Grief and Music
Grief is a journey. Like landscape it makes its own demands: there are rocky paths, rivers to cross, slopes to climb, views to observe, occasional places to rest and shelter. One thing is for certain – the journey will end in a place far away from where it began. Music and music therapy can change to reflect the passage of time, the landscape and the experiences; it can accompany you like a soundtrack; it can lead to meaningful relationship at a time when support is most needed. And it can even provide something fun and new when it is least expected.
How do we help people cope with the grief that comes when someone we love dies? Is death the only legitimate reason to grieve? Can music play a part in supporting people and if so, how?
All through the ages people have used music to express something when words simply aren’t enough. When words don’t work at all, ‘music expresses that which cannot be said and on which it is impossible to be silent’ (Victor Hugo). But even when words are physically possible, it can just seem like they are not strong enough to express that which needs to be expressed. In this way music can bring life and meaning to words that are struggling to be heard. It can also put a frame round feelings and emotions, containing and holding them.
Loss
Most people associate grief with people or animals dying, but grief can actually be a reaction to many different losses, such as the loss of senses (hearing, sight etc); loss of faculties (walking, swallowing, speaking, brain function etc.); loss of control over body parts or bodily functions: the loss of a job or occupation, or the ability to do it; divorce; dementia; the loss or anticipation of loss when someone you love is slowly deteriorating; losing the ability to drive; loss of friendships, or the perceived loss, which feels very real (e.g. as the result of rejection sensitive dysphoria); loss of your identity; loss of happiness (e.g. when a person has depression); loss of dreams hopes and wishes, or the loss of something you never had (such as a relationship or the child you had wished for). The list goes on. All of these things are valid losses and often people struggle because they don’t realise that they are grieving. Grief, on the whole is something that never goes away, but you can be supported to live with it and learn ways of coping with it and making it more manageable, so it doesn’t take over your life.
Music
What can music do to help?
Music does not require words, it has no ‘meaning’

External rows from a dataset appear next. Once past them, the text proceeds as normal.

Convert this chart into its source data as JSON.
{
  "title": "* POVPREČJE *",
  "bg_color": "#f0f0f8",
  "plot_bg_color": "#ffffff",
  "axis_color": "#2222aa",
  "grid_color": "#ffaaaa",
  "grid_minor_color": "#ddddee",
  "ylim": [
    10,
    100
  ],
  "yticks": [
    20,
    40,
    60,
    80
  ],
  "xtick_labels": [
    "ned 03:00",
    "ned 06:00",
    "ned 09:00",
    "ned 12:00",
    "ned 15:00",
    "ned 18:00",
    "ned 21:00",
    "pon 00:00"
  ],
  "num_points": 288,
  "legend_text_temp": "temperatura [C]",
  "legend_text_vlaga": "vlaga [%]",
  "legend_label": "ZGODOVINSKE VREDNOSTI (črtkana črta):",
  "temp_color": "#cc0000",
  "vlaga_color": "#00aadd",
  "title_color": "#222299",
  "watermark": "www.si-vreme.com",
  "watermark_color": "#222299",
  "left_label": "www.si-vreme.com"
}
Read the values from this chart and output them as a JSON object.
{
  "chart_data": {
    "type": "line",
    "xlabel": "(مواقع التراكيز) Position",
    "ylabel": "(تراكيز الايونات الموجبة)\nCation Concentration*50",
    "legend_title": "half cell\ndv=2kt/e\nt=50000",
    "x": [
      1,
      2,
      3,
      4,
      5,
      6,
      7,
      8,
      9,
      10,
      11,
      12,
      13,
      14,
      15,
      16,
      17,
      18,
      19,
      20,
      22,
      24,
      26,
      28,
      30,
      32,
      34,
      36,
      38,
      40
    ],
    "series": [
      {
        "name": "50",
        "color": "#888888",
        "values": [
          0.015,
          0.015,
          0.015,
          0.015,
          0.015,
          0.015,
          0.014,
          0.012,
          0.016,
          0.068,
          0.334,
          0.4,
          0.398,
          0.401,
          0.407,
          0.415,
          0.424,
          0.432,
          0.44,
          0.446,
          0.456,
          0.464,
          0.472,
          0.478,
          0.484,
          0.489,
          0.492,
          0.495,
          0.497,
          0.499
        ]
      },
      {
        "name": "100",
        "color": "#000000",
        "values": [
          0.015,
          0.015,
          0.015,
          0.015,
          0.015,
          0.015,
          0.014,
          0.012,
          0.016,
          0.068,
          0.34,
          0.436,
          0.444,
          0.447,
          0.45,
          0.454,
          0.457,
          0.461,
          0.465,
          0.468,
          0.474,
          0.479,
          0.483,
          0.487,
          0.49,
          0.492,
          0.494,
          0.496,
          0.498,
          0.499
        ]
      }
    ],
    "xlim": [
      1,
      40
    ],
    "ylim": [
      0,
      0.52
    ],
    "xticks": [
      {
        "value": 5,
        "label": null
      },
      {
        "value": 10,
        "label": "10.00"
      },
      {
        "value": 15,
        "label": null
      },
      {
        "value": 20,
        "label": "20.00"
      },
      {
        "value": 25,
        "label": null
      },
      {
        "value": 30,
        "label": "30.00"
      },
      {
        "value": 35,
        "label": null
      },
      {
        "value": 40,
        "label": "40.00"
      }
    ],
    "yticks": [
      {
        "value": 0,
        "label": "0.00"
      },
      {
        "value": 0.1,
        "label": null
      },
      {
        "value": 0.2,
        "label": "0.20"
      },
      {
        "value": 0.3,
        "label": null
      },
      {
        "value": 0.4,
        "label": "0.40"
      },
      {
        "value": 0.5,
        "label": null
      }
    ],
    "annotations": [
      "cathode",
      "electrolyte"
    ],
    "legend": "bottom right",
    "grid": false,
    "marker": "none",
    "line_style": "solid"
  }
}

When it is hard to find words to express oneself, improvising music together can create a bonding, a connection that can be powerful and reassuring.
A tune or song can pass time, when days can feel endless
Music has its own relationship to time. It is not like an image which can be grasped with a single glance….music draws you through time as it passes through phrases and cadences that give it shape.

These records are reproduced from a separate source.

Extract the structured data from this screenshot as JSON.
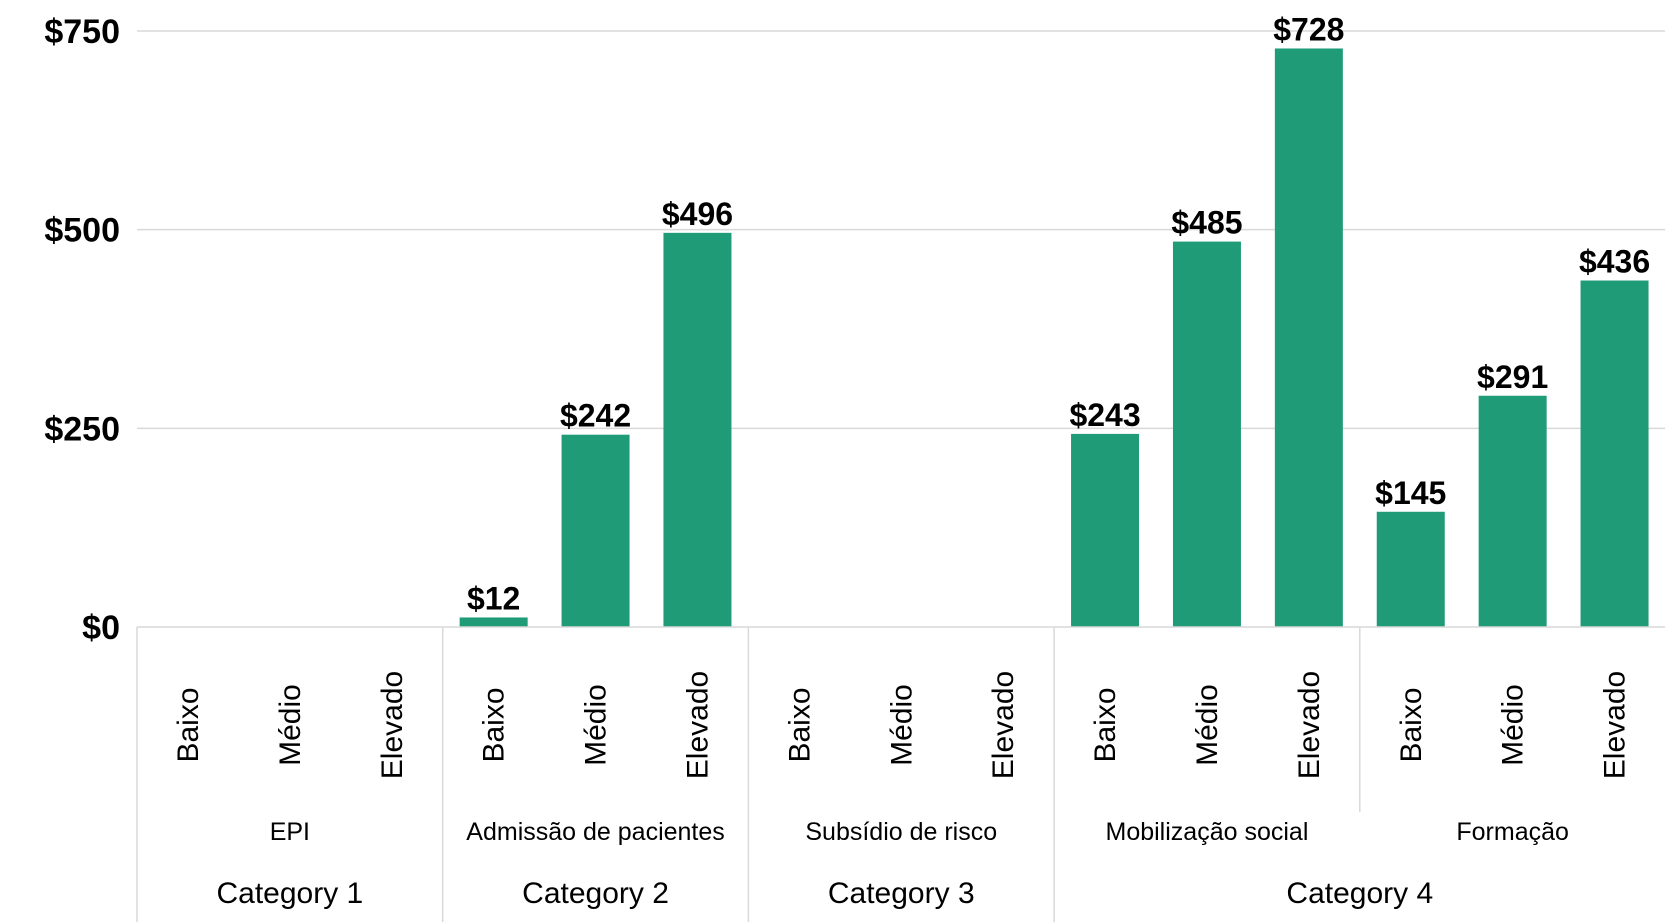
{
  "chart_data": {
    "type": "bar",
    "bar_color": "#1f9b78",
    "ylim": [
      0,
      750
    ],
    "yticks": [
      "$0",
      "$250",
      "$500",
      "$750"
    ],
    "ytick_values": [
      0,
      250,
      500,
      750
    ],
    "grid": true,
    "groups": [
      {
        "category": "Category 1",
        "subgroups": [
          {
            "label": "EPI",
            "bars": [
              {
                "level": "Baixo",
                "value": 0,
                "label": ""
              },
              {
                "level": "Médio",
                "value": 0,
                "label": ""
              },
              {
                "level": "Elevado",
                "value": 0,
                "label": ""
              }
            ]
          }
        ]
      },
      {
        "category": "Category 2",
        "subgroups": [
          {
            "label": "Admissão de pacientes",
            "bars": [
              {
                "level": "Baixo",
                "value": 12,
                "label": "$12"
              },
              {
                "level": "Médio",
                "value": 242,
                "label": "$242"
              },
              {
                "level": "Elevado",
                "value": 496,
                "label": "$496"
              }
            ]
          }
        ]
      },
      {
        "category": "Category 3",
        "subgroups": [
          {
            "label": "Subsídio de risco",
            "bars": [
              {
                "level": "Baixo",
                "value": 0,
                "label": ""
              },
              {
                "level": "Médio",
                "value": 0,
                "label": ""
              },
              {
                "level": "Elevado",
                "value": 0,
                "label": ""
              }
            ]
          }
        ]
      },
      {
        "category": "Category 4",
        "subgroups": [
          {
            "label": "Mobilização social",
            "bars": [
              {
                "level": "Baixo",
                "value": 243,
                "label": "$243"
              },
              {
                "level": "Médio",
                "value": 485,
                "label": "$485"
              },
              {
                "level": "Elevado",
                "value": 728,
                "label": "$728"
              }
            ]
          },
          {
            "label": "Formação",
            "bars": [
              {
                "level": "Baixo",
                "value": 145,
                "label": "$145"
              },
              {
                "level": "Médio",
                "value": 291,
                "label": "$291"
              },
              {
                "level": "Elevado",
                "value": 436,
                "label": "$436"
              }
            ]
          }
        ]
      }
    ]
  }
}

Music can provide structure when life feels upside-down
Musical structure can provide a framework for focusing on the loss, whilst transforming it into something new, personal and even beautiful.
Music can offer a legacy
Songs can capture what has been lost – a loved one or a way of life, and celebrate those significant experiences that were gained.
Music Therapy
Music therapy can bring meaningful activity, hope, shared engagement, and something new, at a time when other avenues of experience seem to be closing down. Music therapists work with people individually, or in groups, at any stage of their time of loss and grief. There is no right or wrong way to make music in music therapy and nobody needs previous experience of playing an instrument or singing. Instead, a trained therapist can help to explore, acknowledge and reframe the loss and grief in musical ways, offering respite from the isolation.
Playing instruments with a Music Therapist can help you to express emotions without using words and at other times it will help you to relax and enable you to speak, if that is what is needed.

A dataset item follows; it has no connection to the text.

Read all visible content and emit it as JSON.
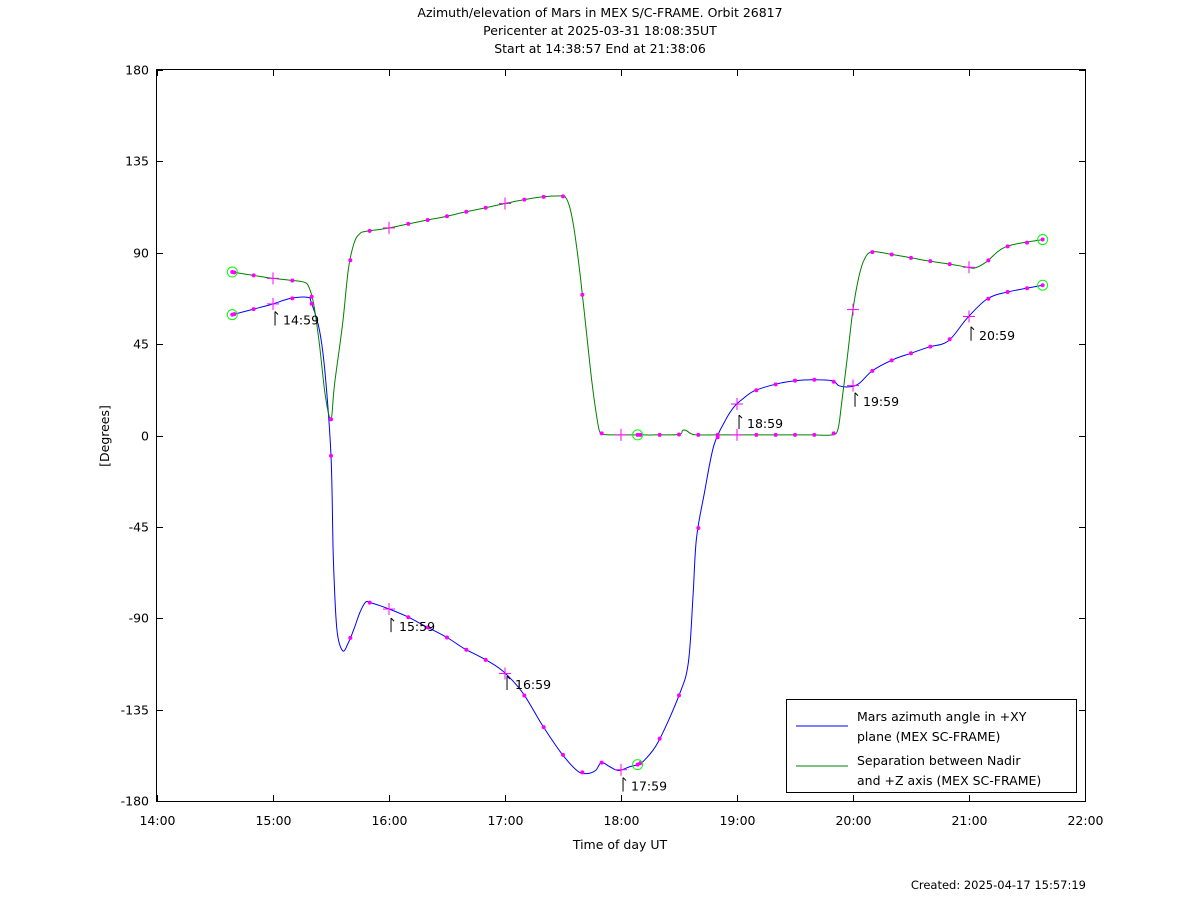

Another technique that is often used in music therapy sessions is songwriting. Some people write songs about what is happening to them, others might write about their life, while others write songs about the person that they have lost. Writing your feelings down or making them into a poem can in itself be therapeutic, but putting those words to music adds a different dimension and as one client described the process, it ‘puts a frame round your feelings’.